Re: [PATCH v4 bpf-next 12/14] bpf: Introduce bpf_mem_free_rcu() similar to kfree_rcu().

Hou Tao <houtao@xxxxxxxxxxxxxxx> · Fri, 7 Jul 2023 12:05:18 +0800

Hi,

On 7/7/2023 10:10 AM, Alexei Starovoitov wrote:
> On Thu, Jul 6, 2023 at 6:45 PM Hou Tao <houtao@xxxxxxxxxxxxxxx> wrote:
>>
>>
>> On 7/6/2023 11:34 AM, Alexei Starovoitov wrote:
>>> From: Alexei Starovoitov <ast@xxxxxxxxxx>
>>>
>>> Introduce bpf_mem_[cache_]free_rcu() similar to kfree_rcu().
>>> Unlike bpf_mem_[cache_]free() that links objects for immediate reuse into
>>> per-cpu free list the _rcu() flavor waits for RCU grace period and then moves
>>> objects into free_by_rcu_ttrace list where they are waiting for RCU
>>> task trace grace period to be freed into slab.
>>>
>>> The life cycle of objects:
>>> alloc: dequeue free_llist
>>> free: enqeueu free_llist
>>> free_rcu: enqueue free_by_rcu -> waiting_for_gp
>>> free_llist above high watermark -> free_by_rcu_ttrace
>>> after RCU GP waiting_for_gp -> free_by_rcu_ttrace
>>> free_by_rcu_ttrace -> waiting_for_gp_ttrace -> slab
>>>
>>> Signed-off-by: Alexei Starovoitov <ast@xxxxxxxxxx>
>> Acked-by: Hou Tao <houtao1@xxxxxxxxxx>
> Thank you very much for code reviews and feedback.

You are welcome.
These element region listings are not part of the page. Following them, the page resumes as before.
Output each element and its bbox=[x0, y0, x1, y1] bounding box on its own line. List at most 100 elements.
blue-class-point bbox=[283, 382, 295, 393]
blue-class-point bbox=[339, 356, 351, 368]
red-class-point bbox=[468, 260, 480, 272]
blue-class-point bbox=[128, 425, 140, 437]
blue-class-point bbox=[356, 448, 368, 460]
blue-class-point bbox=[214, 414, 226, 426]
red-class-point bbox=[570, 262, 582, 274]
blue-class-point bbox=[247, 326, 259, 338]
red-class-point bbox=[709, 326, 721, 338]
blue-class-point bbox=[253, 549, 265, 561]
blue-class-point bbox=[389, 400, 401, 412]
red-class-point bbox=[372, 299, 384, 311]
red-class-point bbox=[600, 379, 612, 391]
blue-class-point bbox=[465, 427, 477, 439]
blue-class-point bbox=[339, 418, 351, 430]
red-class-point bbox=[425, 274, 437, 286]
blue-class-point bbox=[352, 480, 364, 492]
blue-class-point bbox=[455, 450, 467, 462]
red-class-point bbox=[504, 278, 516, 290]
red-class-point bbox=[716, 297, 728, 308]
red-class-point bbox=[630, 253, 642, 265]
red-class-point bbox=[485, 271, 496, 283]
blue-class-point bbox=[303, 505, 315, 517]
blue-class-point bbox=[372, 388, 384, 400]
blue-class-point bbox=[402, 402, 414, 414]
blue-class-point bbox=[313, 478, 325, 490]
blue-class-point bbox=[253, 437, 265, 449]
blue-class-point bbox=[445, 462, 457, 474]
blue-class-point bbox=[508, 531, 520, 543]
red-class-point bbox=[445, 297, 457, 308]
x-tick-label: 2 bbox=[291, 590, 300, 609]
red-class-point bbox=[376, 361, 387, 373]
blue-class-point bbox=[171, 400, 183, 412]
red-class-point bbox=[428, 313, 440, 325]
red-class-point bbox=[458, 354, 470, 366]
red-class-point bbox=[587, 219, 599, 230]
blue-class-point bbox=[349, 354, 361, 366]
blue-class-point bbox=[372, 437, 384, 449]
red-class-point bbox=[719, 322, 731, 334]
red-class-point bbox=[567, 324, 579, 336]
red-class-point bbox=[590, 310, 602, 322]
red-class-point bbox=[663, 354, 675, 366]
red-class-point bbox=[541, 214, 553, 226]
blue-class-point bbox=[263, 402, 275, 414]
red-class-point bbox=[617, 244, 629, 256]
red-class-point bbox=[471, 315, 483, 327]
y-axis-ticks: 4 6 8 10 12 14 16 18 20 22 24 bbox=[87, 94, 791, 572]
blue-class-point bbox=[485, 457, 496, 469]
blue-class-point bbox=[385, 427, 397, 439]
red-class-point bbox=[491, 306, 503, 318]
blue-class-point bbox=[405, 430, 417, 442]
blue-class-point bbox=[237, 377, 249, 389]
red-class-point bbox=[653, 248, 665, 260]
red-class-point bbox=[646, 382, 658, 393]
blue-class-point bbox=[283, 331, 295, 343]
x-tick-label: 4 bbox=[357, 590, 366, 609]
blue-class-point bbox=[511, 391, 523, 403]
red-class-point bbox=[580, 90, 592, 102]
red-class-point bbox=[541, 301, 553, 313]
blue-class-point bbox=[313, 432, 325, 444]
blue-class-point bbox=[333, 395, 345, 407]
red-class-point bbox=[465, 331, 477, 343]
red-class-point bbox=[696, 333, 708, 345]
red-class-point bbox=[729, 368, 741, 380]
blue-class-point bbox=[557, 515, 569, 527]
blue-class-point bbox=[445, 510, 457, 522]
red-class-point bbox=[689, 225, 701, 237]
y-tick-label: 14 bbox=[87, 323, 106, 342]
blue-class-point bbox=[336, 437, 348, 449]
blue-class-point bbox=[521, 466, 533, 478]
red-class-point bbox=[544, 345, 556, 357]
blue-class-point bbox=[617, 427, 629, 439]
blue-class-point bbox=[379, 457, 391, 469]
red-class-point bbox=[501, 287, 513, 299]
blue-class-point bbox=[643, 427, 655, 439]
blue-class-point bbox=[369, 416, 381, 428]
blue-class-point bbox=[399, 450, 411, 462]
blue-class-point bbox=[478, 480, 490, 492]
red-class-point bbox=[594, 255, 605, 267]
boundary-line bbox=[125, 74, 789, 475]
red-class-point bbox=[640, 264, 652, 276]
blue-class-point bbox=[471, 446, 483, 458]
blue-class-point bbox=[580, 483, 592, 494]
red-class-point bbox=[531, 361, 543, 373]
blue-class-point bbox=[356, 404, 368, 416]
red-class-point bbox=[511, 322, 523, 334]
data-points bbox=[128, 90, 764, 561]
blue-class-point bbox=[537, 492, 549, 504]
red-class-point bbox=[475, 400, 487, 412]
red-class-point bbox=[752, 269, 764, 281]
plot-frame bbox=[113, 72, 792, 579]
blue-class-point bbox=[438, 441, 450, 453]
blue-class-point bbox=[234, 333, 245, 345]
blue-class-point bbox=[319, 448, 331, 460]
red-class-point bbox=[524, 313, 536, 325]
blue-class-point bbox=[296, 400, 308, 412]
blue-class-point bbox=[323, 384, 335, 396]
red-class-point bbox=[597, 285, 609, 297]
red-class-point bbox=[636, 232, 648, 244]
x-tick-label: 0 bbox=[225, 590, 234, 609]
I also learn a lot from this great patch set.

>
> btw I still believe that ABA is a non issue and prefer to keep the code as-is,
> but for the sake of experiment I've converted it to spin_lock
> (see attached patch which I think uglifies the code)
> and performance across bench htab-mem and map_perf_test
> seems to be about the same.
> Which was a bit surprising to me.
> Could you please benchmark it on your system?

Will do that later. It seems if there is no cross-CPU allocation and
free, the only possible contention is between __free_rcu() on CPU x and
alloc_bulk()/free_bulk() on a different CPU.